This is the flavor of anxiety we saw tonight in our 4 year old.
We are going on a family vacation to Cape Cod in June. I brought it up at bedtime tonight to my daughter and said how excited I was. She lit up when I mentioned it but that light quickly faded. You could see the wheels start turning in her head. The wheels that you DON’T always want to turn for an innocent little girl. Her brows became furrowed. She started to stutter and ask questions.
“What if there are crabs?”
“What if the crabs come up on the sand and pinch me?”
“What does it feel like if you get pinched, can you show me on my hand?”
“What if Madeleine eats sand?! Can you not put her in the sand so she doesn’t eat it”
“What if the room I sleep in is dark?”
“I want to bring my stuffies to the beach but what if they get sand on them?!”
“Can you bring something to keep Maddie in so that she doesn’t touch the sand?”
“What if the beach has big waves? I don’t want to go in the water. Will there be big waves?”
The panicked, anxious, racing thoughts went on and on with repeated questions even after our best efforts to acknowledge and reassure.
It breaks my heart to hear such worries from a little girl that should be way more focused on her excitement for a vacation. I get that kids anticipate what things might be like in the future but the level she goes to is an upsetting one. And that is only the beginning of the challenges having an anxiety disorder has brought our Eleanor. It has been a really long road with many doctors, psychologists, evaluations and not to mention the struggle Ryan and I have had both collectively and individually.

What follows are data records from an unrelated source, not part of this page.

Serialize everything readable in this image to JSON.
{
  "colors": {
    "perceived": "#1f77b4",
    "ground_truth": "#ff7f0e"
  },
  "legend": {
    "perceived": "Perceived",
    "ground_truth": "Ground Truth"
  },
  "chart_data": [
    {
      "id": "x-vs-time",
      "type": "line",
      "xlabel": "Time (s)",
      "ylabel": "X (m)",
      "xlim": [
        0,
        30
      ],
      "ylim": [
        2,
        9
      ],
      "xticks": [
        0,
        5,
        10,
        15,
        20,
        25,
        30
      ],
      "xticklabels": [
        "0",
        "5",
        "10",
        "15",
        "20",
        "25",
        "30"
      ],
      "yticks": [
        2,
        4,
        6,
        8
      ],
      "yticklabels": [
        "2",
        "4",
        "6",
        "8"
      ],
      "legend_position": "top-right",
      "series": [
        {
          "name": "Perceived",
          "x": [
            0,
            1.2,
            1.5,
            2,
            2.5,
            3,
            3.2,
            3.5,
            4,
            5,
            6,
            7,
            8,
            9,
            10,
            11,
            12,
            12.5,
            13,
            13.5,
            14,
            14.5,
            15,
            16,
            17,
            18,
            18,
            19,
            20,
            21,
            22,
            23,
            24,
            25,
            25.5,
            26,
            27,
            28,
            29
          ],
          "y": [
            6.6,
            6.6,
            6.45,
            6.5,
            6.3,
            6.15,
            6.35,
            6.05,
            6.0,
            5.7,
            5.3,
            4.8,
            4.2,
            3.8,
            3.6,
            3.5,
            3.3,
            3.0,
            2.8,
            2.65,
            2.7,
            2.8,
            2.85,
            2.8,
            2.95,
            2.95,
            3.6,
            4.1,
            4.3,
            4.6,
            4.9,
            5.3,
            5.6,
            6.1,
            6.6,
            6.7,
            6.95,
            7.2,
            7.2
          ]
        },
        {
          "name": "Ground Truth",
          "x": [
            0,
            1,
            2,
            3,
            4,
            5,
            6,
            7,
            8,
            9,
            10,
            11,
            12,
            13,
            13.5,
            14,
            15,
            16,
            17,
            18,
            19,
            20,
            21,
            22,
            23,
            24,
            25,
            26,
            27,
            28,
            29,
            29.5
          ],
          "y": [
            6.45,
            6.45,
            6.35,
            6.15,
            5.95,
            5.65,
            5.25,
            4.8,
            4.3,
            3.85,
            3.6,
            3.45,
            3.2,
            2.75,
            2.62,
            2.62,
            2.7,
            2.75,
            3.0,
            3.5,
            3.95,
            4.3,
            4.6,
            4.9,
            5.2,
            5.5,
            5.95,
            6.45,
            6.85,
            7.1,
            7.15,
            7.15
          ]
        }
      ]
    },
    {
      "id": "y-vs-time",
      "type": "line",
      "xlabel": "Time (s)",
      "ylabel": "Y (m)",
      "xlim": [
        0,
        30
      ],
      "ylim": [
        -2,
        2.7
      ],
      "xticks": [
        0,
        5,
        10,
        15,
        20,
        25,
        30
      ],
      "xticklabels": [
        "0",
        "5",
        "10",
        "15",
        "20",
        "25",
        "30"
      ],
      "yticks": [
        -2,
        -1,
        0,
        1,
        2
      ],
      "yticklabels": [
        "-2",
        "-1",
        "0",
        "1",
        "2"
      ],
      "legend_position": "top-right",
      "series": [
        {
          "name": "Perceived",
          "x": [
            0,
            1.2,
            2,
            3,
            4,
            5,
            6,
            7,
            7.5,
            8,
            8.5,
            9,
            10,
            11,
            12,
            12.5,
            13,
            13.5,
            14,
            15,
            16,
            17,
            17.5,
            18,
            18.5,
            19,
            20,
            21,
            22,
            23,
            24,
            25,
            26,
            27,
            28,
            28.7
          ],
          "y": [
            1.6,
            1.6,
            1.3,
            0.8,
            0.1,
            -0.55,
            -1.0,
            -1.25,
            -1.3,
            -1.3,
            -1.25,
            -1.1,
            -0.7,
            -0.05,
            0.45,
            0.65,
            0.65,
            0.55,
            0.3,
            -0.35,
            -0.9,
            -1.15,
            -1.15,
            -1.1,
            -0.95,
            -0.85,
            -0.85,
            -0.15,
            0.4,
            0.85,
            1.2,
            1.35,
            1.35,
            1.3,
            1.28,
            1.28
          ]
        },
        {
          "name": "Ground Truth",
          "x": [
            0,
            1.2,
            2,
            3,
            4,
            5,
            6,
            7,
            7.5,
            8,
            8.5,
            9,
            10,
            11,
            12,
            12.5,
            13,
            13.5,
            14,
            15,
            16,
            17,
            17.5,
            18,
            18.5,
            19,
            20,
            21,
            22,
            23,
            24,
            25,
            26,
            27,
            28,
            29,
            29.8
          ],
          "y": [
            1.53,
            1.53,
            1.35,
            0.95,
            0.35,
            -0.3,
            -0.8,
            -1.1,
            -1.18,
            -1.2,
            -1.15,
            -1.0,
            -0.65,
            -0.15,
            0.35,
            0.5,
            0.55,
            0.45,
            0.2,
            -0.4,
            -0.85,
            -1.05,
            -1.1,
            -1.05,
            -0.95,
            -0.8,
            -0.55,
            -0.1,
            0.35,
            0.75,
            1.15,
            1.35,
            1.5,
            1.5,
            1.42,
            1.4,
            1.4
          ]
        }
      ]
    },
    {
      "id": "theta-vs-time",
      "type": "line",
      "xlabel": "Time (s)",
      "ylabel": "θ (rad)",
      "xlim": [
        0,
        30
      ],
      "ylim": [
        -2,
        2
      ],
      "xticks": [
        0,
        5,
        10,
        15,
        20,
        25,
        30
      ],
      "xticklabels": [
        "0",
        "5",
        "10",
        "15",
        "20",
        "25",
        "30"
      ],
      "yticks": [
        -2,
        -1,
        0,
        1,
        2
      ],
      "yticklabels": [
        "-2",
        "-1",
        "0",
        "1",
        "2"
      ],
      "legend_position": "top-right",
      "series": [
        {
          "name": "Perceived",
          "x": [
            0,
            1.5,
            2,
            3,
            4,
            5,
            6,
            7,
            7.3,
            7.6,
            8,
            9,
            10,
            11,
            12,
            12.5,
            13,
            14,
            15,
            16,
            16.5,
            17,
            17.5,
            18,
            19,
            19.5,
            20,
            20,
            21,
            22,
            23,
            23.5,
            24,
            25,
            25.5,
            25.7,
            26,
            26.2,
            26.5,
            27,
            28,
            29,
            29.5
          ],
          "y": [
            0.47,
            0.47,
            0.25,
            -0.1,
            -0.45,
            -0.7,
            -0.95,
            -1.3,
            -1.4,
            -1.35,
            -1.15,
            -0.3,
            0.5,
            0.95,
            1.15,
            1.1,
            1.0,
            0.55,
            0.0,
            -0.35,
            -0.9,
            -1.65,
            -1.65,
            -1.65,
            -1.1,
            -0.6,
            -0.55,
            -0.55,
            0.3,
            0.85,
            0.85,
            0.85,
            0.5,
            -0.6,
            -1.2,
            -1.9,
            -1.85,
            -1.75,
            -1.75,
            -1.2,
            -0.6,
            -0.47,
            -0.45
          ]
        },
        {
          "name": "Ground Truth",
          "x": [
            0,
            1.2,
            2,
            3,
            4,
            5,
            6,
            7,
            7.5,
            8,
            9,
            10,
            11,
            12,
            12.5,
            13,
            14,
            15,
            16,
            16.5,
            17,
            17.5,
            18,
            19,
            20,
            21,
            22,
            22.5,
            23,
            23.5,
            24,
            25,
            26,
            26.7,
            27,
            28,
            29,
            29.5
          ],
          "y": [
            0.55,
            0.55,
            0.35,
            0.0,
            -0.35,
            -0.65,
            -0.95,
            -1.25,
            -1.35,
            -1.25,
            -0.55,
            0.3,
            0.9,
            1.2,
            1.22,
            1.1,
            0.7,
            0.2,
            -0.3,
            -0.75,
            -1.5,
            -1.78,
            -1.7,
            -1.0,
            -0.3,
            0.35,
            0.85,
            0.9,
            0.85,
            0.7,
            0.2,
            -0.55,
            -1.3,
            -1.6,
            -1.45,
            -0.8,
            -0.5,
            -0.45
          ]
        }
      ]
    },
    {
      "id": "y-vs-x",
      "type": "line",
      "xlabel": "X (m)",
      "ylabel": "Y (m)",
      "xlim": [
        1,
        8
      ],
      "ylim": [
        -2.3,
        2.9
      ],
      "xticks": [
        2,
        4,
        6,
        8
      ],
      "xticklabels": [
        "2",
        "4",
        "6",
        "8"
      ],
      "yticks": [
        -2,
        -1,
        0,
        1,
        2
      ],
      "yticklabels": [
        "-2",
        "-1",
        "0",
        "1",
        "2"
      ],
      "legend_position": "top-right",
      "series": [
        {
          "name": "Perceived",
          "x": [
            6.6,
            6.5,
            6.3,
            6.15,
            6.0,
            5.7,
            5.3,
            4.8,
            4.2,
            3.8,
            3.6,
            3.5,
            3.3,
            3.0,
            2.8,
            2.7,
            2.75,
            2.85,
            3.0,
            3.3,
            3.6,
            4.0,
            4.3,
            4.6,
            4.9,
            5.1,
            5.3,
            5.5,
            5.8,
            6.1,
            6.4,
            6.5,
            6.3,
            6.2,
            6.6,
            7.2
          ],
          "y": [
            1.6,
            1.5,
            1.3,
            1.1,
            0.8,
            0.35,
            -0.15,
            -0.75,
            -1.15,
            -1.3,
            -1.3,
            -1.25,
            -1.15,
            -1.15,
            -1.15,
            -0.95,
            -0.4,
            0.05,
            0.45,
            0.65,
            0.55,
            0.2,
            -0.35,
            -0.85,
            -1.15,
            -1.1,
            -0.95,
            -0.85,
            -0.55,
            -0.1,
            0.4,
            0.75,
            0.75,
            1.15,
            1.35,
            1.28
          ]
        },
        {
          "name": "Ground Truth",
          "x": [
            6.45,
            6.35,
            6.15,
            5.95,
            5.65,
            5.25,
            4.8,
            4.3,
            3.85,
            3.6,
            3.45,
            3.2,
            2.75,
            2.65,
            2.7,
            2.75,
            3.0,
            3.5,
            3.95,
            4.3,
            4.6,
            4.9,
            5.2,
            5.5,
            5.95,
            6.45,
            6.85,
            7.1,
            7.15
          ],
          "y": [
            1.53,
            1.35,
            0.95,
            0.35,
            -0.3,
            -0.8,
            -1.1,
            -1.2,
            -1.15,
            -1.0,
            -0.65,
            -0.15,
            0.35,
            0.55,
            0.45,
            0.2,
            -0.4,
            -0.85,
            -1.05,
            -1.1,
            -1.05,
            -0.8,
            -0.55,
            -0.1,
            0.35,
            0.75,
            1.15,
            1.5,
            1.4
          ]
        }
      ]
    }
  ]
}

We’ve slowly started to get answers (there are sensory processing components as well) and see more clearly what makes her tick and as heartbreaking as it is to see your child struggle, these answers will hopefully also bring to light possible tools for coping and also open doors for finding the right supports. We’ve been lucky she qualified for services through CDS (Child Development Services) very early on and having that support was immeasurable (Teresa <3). That led us to her current school where I believe she is in the best place she could be.
I think people hear the word “anxiety” or the term “anxiety disorder” and it’s largely misunderstood by those that have no true experience with it. Having anxious moments is a part of life. Feeling anxiety is a normal human feeling and response. An anxiety disorder though is a mental health disorder that is characterized by excessive feelings of worry, anxiety, or fear that interfere with someone’s every-day life. There are stretches in time where every single day is a complete struggle. Eleanor comes by it honestly; I was diagnosed with GAD (Generalized Anxiety Disorder) at 16 and it has completely affected my every-day life, sometimes in debilitating ways. I even have intense anxiety about writing and sharing a blog post like this. So Eleanor comes by it honestly, unfortunately. In kids it can present in many different ways. Tonight for example was showing in a very obvious fear or worry-based way. But often times it presents with extreme meltdowns and explosive tantrums because she struggles to understand or regulate big feelings she has inside and can’t quite verbalize what’s troubling her. There was a 2 year period where every single time we had to leave the house and put her in the car that it would take 20-30 minutes of screaming, biting, kicking, spitting, and hyperventilating to get her in the car. Two years!! Almost every transition from a bday party or family gathering ended the same as well. We began to dread going anywhere and felt alienated from other families that didn’t understand what it was like. We will have a conversation with another parent and we would mention that we were having a really hard time with Eleanor and tantrums. The common and understandable response is “oh yea, she’s 2 or 3! We have tantrums at our house.” But if we pushed a little we quickly realized Eleanor’s went to a very extreme level of upset and she had multiple huge meltdowns a day leaving us raw and numb.
What gets us through is those moments of just seeing Eleanor. Without the anxiety. Without the dysregulation. Her personality is electric and she’ll either blow you away with how intellectual she is or have you in stitches with her shows and facial expressions. I’ve truly never met anyone like her and my goal is to help the truest Eleanor blossom while learning to cope with whatever challenges she might have or face.
I could write a 10 page post about all the intense, grueling details of the last four years with Eleanor but I’d rather not broadcast everything to the world. In summary, it has been the hardest four years of my life and taken a toll that has forever changed both myself and Ryan. We still don’t feel like we have all the answers and other diagnoses could be in her future. But what I do know is that we are truly grateful for the family support that we have, the psychologist that has let us cry and vent for years, the support from CDS, the school that has helped her grow in leaps and bounds and as self-centered as it may sound, for the fact that she has parents that care and have tirelessly worked to do whatever it takes to help her cope and also blossom into the beautiful person she is.